[ExI] Impressive book: Farewell to Alms

hkhenson hkhenson at rogers.com
Mon Feb 4 16:54:44 UTC 2008


At 03:00 AM 2/4/2008, Billk wrote:
>On Feb 4, 2008 5:42 AM, The Avantguardian wrote:

snip

>Clark analysed the data from old wills to reach his conclusion.
>
>The problem with this is that in olden times *everybody* had big
>families, because they lacked reliable birth control and knew that
>half the children would probably die from disease or malnourishment.
>The Catholic Church also ordered them to reproduce. Remember the song
>'Every sperm is sacred' from the film 'The Meaning of Life'.
>
>But the great majority of the poor were illiterate and had no
>possessions to leave in a will and they vastly outnumber the will data
>that Clark analysed.

Clark was keenly aware of the potential for bias in his data and did 
his best to verify that it was representative.  He comments that 
wills became common fairly early, reached way down the social ladder 
and that many of the will makers were illiterate, signing their wills 
with an x.  His conclusion is robust because you can see in the will 
data a strong link between the number of *surviving* children and the 
economic class determined by the assets described in the 
wills.  There is also a link between literacy and assets in these wills.

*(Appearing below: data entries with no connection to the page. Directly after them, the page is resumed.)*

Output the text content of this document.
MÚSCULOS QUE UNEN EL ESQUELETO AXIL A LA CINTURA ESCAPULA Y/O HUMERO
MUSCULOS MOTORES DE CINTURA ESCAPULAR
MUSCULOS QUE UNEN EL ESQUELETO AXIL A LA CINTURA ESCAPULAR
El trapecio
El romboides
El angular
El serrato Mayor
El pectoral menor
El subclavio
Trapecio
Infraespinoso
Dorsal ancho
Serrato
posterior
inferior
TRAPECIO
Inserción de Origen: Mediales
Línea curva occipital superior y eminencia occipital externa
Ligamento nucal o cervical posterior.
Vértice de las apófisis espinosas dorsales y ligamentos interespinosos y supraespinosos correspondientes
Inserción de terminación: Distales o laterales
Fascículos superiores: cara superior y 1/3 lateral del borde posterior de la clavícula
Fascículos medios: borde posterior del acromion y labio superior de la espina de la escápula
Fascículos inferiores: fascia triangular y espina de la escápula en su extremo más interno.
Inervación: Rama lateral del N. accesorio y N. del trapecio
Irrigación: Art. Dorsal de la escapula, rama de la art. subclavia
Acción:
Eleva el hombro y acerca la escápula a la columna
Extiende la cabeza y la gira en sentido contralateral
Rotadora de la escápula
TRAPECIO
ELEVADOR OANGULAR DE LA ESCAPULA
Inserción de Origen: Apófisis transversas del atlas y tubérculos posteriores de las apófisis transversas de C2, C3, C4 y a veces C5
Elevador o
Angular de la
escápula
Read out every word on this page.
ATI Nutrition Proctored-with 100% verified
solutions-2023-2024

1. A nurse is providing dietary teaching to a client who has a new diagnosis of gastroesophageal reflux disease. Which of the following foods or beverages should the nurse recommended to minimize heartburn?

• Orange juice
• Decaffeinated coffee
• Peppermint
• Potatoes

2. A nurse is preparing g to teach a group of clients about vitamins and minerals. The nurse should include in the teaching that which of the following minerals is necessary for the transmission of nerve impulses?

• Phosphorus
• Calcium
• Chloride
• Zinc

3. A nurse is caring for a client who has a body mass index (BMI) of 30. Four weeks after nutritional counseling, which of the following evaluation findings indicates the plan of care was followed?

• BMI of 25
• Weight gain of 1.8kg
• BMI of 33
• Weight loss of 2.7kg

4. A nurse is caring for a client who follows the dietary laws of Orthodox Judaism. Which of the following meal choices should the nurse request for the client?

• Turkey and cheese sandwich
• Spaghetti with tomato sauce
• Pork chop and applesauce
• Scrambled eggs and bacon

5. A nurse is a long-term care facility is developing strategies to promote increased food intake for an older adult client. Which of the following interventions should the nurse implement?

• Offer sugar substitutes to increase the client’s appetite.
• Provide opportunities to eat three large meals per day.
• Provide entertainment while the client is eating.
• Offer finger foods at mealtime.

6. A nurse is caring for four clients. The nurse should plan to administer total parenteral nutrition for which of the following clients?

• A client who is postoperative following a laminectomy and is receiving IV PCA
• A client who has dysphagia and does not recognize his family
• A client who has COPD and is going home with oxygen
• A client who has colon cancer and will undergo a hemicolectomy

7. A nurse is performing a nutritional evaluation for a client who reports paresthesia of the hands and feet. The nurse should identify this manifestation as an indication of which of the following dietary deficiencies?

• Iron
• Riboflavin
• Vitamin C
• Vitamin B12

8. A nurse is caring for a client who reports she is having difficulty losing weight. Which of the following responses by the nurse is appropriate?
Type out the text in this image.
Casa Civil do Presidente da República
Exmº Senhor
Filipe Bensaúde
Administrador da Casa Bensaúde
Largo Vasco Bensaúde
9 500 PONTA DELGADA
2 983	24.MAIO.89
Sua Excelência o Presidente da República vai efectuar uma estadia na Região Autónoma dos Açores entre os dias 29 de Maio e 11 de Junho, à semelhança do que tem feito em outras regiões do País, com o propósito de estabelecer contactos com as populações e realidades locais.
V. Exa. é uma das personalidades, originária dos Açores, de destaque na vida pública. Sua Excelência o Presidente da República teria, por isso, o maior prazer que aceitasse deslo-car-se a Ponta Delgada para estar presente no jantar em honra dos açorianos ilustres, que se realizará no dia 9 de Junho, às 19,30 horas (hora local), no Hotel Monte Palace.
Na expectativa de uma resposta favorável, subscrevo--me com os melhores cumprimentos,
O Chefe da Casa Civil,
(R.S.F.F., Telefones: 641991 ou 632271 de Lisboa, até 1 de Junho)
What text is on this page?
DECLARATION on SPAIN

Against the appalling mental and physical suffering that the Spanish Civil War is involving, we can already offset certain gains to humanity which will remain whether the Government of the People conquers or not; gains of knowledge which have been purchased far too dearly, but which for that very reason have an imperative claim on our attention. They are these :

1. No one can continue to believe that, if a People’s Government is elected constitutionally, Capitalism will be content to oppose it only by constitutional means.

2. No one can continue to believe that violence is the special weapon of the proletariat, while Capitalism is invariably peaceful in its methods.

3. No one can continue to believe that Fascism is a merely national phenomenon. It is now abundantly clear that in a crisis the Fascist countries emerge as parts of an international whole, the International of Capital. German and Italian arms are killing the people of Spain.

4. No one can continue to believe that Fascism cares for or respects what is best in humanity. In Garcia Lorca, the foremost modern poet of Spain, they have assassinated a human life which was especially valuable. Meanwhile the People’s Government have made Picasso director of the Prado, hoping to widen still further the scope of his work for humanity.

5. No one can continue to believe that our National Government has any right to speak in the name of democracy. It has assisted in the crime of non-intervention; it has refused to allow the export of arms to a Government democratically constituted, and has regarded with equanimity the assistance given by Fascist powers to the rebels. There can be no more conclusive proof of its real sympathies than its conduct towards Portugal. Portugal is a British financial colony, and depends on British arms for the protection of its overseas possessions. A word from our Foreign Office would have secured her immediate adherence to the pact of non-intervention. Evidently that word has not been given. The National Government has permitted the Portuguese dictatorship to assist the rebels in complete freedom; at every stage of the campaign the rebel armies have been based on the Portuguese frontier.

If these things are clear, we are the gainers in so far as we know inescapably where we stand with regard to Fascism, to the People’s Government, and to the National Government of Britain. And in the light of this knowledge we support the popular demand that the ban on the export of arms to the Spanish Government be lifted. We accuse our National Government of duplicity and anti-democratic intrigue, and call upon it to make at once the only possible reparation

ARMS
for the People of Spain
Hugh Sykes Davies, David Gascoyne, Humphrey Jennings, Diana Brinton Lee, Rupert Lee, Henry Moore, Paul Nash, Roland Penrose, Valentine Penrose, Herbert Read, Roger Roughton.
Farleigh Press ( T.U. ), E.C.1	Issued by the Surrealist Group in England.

>Besides, as someone else pointed out, if the poor were breeding
>furiously with a very high death rate, doesn't that mean that the
>selection pressure was being applied with horrendous efficiency to the
>poor?

To a very close approximation the population was constant.  If you 
show that the rich as a group were more than replacing themselves, 
and constrain the total population to a constant, then it's a 
mathematical certainty that the poor were not replacing themselves.

If you can see a flaw in this reasoning, please point it out.